Catalina dobló la servilleta y la tiró sobre el vaso de leche que no había probado aún.
—¿Es eso lo que me aconsejas? Tú, mi padre, el hombre que conoce mis altos ideales, el hombre que…
—No dramatices, Cat —cortó, frío—. Sé muy bien cómo eres, y sé asimismo, cómo es el señor Dawn. No perdona, ¿me entiendes? Sentencia y castiga simultáneamente.

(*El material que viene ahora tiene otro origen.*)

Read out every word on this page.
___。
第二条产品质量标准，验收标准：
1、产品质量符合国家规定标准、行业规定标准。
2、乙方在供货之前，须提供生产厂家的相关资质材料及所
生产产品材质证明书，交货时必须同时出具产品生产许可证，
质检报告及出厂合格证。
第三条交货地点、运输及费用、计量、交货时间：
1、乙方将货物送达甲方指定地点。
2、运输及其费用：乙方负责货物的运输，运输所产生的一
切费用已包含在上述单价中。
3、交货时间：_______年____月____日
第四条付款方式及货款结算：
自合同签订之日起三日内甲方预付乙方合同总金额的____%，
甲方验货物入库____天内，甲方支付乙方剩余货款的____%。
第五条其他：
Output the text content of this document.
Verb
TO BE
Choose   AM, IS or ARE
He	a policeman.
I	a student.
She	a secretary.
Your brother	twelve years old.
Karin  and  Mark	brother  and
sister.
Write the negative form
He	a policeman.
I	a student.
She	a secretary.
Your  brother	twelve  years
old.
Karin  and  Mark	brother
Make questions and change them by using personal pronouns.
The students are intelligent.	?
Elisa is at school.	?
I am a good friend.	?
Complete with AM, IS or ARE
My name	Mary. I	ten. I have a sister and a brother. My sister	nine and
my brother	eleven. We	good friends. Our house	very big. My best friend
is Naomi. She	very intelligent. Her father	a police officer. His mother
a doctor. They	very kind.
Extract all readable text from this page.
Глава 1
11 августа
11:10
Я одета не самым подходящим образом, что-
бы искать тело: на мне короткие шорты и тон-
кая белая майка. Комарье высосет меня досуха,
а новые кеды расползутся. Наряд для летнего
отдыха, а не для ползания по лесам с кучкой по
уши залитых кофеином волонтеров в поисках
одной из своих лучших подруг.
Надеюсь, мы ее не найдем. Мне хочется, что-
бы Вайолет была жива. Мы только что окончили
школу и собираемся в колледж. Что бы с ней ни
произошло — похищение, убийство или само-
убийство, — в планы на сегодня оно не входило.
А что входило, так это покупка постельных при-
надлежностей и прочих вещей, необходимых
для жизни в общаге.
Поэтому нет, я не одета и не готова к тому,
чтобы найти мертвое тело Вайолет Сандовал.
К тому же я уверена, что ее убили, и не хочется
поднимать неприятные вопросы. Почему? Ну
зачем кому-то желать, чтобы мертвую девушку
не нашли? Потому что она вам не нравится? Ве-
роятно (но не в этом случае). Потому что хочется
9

—¿Y qué puede importarte eso a ti?
—Se conoce que vives muy al margen de los problemas que agitan al mundo —dijo sarcástico—. La mayor cantidad de mi capital lo tengo puesto en acciones de los ferrocarriles de la compañía de Dawn. Suponte por un momento que Fred Dawn arruina su compañía. No sería nada extraño. Sus ingresos no proceden de ahí. Una empresa arruinada para un hombre que tiene cientos de ellas, importa un ardite. Tu persona tiene un alto valor para él y si de plano lo rechazas, no sé lo que podría ocurrir. No soy yo solo. Existen muchos otros aristócratas cuyas fortunas dependen del señor Dawn. ¿Por qué crees tú que es admitido y halagado en todos los círculos sociales? Dawn sabe bien lo que se hace. Es el hombre más astuto que conocí y el hombre del cual dependen muchas vidas y muchas fortunas.
—Ignoraba eso. Otro motivo para despreciarlo.
—Pues ándate con cuidado, Catalina. De la noche a la mañana puede convertirte dé rica heredera en la pobre más miserable del país, y eso sería terrible no sólo para tu tranquilidad de mujer joven y halagada, sino para tu nombre, que debe tenerte un poco preocupada.
—No lo creo capaz de semejante villanía, papá.
—Pues ten en cuenta que es un villano astuto y no perdona. Sólo si le interesas contendrá su furor.